Em San Miniato, crianças são protagonistas no processo de ensino-aprendizagem
Publicado dia 01/03/2016
Publicado dia 01/03/2016
Por muitas vezes, as crianças são tratadas pelos adultos como recipientes vazios que precisam ser preenchidos com cultura, lições de História, Matemática, Ciências, capacidade de aprender a ler e escrever etc. Muitas escolas, no entanto, trabalham na perspectiva oposta, defendendo que os pequenos têm plena capacidade de protagonizar uma série de atividades, se for dado a eles a necessária autonomia.
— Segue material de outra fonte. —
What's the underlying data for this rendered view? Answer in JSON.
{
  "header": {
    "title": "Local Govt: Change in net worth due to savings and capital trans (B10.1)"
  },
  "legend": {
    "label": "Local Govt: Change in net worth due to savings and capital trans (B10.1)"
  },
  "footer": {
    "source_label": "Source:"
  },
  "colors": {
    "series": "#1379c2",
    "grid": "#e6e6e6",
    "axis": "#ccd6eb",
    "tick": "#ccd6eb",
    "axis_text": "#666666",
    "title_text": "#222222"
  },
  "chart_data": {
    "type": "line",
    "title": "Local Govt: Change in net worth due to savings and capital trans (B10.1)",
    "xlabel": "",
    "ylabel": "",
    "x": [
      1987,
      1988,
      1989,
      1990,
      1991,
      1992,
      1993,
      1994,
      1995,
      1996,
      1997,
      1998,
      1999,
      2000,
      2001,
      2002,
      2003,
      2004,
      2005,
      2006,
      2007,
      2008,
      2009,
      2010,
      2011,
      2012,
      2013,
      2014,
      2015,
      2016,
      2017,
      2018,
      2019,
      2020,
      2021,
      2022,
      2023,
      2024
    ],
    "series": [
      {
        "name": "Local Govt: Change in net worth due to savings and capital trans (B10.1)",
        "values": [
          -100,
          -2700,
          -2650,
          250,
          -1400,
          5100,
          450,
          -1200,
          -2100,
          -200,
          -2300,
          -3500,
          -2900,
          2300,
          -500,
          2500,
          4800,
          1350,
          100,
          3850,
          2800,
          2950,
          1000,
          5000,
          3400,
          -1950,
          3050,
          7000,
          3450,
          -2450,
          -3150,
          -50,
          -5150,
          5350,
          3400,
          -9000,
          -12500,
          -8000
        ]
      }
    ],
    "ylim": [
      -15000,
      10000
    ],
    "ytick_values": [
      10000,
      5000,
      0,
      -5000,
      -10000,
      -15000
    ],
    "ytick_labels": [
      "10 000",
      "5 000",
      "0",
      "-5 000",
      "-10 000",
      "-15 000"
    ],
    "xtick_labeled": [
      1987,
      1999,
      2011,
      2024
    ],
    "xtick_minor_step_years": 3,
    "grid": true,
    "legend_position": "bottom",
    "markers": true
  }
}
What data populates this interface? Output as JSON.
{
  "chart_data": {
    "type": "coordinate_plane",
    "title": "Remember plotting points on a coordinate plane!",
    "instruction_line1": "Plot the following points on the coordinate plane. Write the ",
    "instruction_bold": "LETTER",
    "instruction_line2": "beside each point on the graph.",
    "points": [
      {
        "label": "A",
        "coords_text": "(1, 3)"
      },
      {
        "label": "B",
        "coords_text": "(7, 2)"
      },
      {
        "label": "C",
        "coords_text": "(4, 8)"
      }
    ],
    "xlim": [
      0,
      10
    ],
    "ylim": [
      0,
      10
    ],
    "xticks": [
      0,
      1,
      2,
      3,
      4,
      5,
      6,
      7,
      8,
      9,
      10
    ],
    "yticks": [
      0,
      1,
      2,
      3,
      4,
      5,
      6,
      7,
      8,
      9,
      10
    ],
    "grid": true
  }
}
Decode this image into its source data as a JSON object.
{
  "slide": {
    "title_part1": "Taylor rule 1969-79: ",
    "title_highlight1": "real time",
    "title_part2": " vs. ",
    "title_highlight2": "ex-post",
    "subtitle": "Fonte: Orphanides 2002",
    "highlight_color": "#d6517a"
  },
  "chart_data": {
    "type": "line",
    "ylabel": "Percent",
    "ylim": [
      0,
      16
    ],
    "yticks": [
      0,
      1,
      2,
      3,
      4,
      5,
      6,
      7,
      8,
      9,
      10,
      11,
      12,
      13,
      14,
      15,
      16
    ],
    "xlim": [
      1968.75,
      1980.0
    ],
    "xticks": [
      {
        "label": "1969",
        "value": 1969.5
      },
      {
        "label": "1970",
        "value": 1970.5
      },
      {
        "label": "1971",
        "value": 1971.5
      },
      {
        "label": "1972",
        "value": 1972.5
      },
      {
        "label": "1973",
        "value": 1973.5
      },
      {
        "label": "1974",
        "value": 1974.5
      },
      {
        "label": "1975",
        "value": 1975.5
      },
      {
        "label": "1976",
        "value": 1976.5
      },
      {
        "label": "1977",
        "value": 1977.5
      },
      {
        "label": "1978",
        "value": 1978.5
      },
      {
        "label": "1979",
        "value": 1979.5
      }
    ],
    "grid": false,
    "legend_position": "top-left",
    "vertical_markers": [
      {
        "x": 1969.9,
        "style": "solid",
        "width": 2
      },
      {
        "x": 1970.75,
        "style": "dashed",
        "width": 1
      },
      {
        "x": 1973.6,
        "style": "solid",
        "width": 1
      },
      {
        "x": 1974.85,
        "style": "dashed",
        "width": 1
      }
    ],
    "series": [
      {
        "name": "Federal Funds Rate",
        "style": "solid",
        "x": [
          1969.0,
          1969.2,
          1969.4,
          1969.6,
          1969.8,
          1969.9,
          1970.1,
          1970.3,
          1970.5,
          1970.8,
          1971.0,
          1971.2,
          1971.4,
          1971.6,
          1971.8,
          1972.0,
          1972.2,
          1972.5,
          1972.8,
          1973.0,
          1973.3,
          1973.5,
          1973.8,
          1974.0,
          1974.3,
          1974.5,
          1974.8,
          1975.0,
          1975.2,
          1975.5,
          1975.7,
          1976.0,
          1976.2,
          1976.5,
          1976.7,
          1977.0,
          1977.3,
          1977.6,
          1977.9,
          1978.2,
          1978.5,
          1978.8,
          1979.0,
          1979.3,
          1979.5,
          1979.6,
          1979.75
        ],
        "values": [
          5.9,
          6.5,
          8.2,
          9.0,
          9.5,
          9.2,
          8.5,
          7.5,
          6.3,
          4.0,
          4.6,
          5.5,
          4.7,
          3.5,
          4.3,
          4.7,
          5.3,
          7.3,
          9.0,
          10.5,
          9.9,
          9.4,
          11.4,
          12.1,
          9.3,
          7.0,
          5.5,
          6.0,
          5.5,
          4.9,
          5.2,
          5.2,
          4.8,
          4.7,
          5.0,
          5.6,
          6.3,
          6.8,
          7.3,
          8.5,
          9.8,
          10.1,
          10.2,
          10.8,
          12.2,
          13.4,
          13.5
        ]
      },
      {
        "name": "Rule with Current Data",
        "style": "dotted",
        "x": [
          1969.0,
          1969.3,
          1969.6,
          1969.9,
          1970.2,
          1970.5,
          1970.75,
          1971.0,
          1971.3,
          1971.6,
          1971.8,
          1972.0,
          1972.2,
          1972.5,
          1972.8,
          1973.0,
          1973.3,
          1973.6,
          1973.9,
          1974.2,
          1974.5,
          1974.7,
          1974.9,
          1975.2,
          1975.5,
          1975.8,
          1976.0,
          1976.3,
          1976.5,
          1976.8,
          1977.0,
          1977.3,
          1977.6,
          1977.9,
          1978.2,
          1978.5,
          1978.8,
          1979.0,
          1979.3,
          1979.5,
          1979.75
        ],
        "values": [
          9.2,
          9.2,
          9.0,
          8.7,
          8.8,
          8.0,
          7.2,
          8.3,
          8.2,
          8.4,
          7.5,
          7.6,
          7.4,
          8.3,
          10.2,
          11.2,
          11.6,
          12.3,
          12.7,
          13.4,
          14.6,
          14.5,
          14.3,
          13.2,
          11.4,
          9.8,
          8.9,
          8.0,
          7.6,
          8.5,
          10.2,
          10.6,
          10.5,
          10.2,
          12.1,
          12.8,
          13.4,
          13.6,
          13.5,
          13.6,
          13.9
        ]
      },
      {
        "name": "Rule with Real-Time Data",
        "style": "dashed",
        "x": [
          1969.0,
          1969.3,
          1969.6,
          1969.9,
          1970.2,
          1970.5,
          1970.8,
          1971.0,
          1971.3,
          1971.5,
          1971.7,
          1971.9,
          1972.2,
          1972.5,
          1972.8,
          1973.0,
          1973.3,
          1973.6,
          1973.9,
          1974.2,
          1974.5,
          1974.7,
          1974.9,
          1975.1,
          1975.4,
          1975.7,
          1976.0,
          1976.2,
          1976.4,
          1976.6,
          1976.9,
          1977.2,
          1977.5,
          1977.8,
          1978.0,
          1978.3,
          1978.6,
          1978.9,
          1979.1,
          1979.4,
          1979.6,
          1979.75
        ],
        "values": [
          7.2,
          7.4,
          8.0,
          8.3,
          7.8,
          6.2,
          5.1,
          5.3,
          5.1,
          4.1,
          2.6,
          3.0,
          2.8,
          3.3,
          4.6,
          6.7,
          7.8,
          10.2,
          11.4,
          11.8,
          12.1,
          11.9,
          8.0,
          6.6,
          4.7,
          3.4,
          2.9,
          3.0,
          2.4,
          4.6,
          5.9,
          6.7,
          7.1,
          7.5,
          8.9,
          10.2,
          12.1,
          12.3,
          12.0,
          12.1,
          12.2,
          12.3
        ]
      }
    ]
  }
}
Segundo essa concepção, a educação infantil não é aquele primeiro momento no qual a criança recebe de forma unilateral uma série de conteúdos, como se chegasse vazia à escola, mas como um espaço onde ela deve aprender brincando e desenvolver autonomia sobre si. Esses são alguns dos pressupostos com a qual a rede de ensino de San Miniato, na Itália, trabalha para educar os seus pequenos.
Inspiradas pelas ideias do pedagogo Loris Malaguzzi (1920-1994), que veio a desenvolver a pedagogia da escuta, e na experiência da vizinha Reggio Emilia, a cidade de San Miniato tem um processo intenso de formação de professores, segundo Valéria Andreeto Gonçalves, autora da dissertação de mestrado sobre as experiências de Reggio Emilia e San Miniato.
Essa formação é baseada em alguns aspectos que ela considera essenciais para o desenvolvimento de boa qualidade na educação infantil. “A relação criança-educador representa um elemento fundamental para a relação educativa. Sabemos que para conseguir se comunicar e interagir com outras pessoas é necessário tempo, principalmente se nos referimos a uma criança pequena”, escreve em sua dissertação.
Para Valéria, um primeiro elemento importante na prática docente, e um dos marcos da formação em San Miniato, é o estabelecimento de uma relação de confiança entre o estudante e o professor para que a criança se sinta à vontade para se expressar. Isso tem reflexo direto na no processo de ensino-aprendizagem.
“O educador se vale de instrumentos e competências para criar um contexto seguro, através do qual entra em relação com a criança, mediante ações, posturas e linguagens. Verbalizar a expressão em relação à criança (o educador fala com ela, explica, lhe dá segurança antes de agir, etc) serve para dar uma resposta e um sentido às suas mensagens”, escreveu Valéria.
Ao invés de um conteúdo pré-determinado pelos professores, o que é trabalhado na sala de aulas são projetos pensados e desenvolvidos pelos alunos em parceria com os docentes. A linguagem, as metas, a forma de desenvolvimento do tempo do estudante são construídos junto com eles.
Para isso é necessário organizar um espaço físico que seja agradável e de fácil adaptação para novas atividades. As escolas da cidade italiana são compostas por mesas leves, papéis, tintas, cordões, canetas, lápis de cor. Tudo à disposição das crianças e daquilo que elas desejam criar.
Nessa lógica pedagógica baseada num espaço físico mais flexível e no trabalho do projeto de cada estudante, o papel do professor é pensar processos que ajudem as crianças a consolidar os conceitos que estão aprendendo.
“Da mesma forma como o aprendizado não é dividido nem isolado em categorias, as crianças voltam a projetos e aprendizados prévios para pensar novamente sobre as mesmas ideias. As coisas se movem em espiral e se estendem. Há um sentido de continuidade e de concatenação. Esse é um ambiente criado por milhões de perguntas, pensamentos e ideias, cuidadosamente elaborados a partir da contínua colaboração entre todas as pessoas envolvidas: pais, professores, administradores e as criança”, relata em seu mestrado.
Ela estabelece ainda que, tanto Reggio Emilia quanto San Miniato apresentaram resultados expressivos em termos educacionais, mas que isso não aconteceu do dia para a noite e foi fruto de um intenso debate e de investimentos na educação pública.
“Uma das características que distinguiu Reggio Emilia e San Miniato das demais regiões da Itália foi o intenso investimento e envolvimento na educação das crianças pequenas, um sistema público integrado, apoiando o empenho de diferentes entidades gestoras, vinculadas a convênios recíprocos de natureza financeira, social e formativa”.
“Uma escolha de pluralidade, sustentabilidade, participação social, que permitiu responder à questão da multiplicidade de referências culturais e pedagógicas, de promover um aumento da qualidade dos serviços através da troca e do diálogo, e de aumentar o número de lugares com um investimento de recursos múltiplos: privados, estatais e municipais”, completa Valéria.